Nothing seems more important to many of us than reading a book. “When in doubt, go to the library,” suggested J.K. Rowling, the author of the popular fantasy novel Harry Potter. Libraries have long been regarded as a reliable source of information. Because of digitalisation, libraries now operate in a different way. Library administration has advanced to a degree that was unimaginable in the pre-cyber era. Investing in effective Library Management Software solutions is critical for any library.

A very few commercial software packages are also discussed: – NewGenLib

  • OpenBiblio • Sanjay • DEL-PLUS • Evergreen • Firefly • E-Granthalaya • Koha • Library Information and Management System (LIMS) • Library Manager • LibSys • NewGenLib • OpenBiblio • Sanjay
  • SOUL2.0 • WEBLIS • Small Library Organizer Pro.

What are the Benefits of Investing in Library Management Software Systems?

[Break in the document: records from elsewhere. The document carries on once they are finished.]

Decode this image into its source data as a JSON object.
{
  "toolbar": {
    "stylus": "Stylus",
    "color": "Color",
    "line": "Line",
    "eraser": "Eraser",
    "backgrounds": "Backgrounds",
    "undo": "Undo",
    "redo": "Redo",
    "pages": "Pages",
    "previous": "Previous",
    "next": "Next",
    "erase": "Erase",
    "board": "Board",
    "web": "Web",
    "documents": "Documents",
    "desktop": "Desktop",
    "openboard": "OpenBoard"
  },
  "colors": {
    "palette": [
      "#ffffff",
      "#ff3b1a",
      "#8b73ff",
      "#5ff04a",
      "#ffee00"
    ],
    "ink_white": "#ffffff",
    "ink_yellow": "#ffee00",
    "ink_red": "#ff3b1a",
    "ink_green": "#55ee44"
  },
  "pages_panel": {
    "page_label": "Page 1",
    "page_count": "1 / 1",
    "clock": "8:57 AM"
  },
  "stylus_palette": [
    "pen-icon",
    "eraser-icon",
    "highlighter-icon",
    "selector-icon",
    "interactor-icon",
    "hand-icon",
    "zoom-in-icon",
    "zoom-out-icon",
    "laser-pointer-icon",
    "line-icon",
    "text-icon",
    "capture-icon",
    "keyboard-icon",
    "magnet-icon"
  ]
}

The concept of a library has progressed so much from closed stacks of books to open stacks; from digital resources to e-collections, that we now have virtual users from all over the world utilizing the service at any time they want. Aside from allowing re-entry, A part from allowing access to resources, typically, a library must be able to handle other actions like; acquisition, inventory, finance, circulation, generating statistical reports, and other references. There are a few commercial software products mentioned as well: –

  • Traditional Library Functions Included in DEL-PLUS: – • Manually labelling, accessing, shelving, and searching • a slew of manual process operations Because the majority of the management tasks were done by hand, there was a considerable risk of errors and mishandling with inventory collections and records maintenance.


How to choose the best libraries: Both users and librarians have had it made easier. Today, library management and automation tools are widely used.

Benefits of Using Library Management Software • To automate the workflow • To reduce handling costs • To eliminate errors • To ensure that your library remains visible library Automation Software? • To offer value • To maintain intuitive usability • To make access simple • To keep the database up to date • To attract new readers, and so on. Both users and librarians have had it made easier.

Library Software Selection Steps: –

The complete process of library software selection may be fragmented in following steps: –

  • Background Study of System Analysis
  • Each functional unit or module of any modern LMS must support the following features as a bare minimum: –


  • Control of bibliographic information


  • Authority Management


  • Public Access Catalogue (online) (OPAC)


  • Control of Circulation


  • Control of Serials What is to be computerized
  • Defining Guidelines for Software selection
  • Collection of information
  • Evaluation and Comparison
  • Demonstration and Feedback
  • Customizations
  • Final Selection

 As we get closer to a fully digital era, libraries, like any other industry, are navigating this transition and mastering management. Libraries that have a comprehensive Library Management Software System are finding it easier to establish, expand, and improve. In addition, the entire process of selecting library software packages is highly difficult and time-consuming. It also necessitates a thorough understanding of current library systems and trends, as well as a working knowledge of various software packages. The question may emerge as to why librarians should not choose an in-house designed library software package if so much research is necessary by them to choose a library software package.




  • S.M.H. Colin, Dictionary of Computing, Universal Books Stall, New Delhi, 1990, p.236.
  • INFLIBNET, Training Manual for the 17th Training Course on Computer Applications in Libraries and Information Services, Ahmadabad, INFLIBNET, 1998, p.177.
  • Management Perspective on Programs, Programming, and Productivity, Robert C. Kendall. The paper was presented at GUIDE14 in Atlanta, Georgia, in November of 1977. 4. Involvement in an information society Greenwich, K.W., and Pedersen, F.H., eds. Luxembourg: European Communities Commission, 1984, pp.169-181.
  • Clive Bingley, London, 1980, P.195, J.E. Rowley, Computer for Libraries.
  • Sharma and S.K. Pandey, Library computerization: theory and practise, ESS ESS Publication, New Delhi, 1993, p. 182.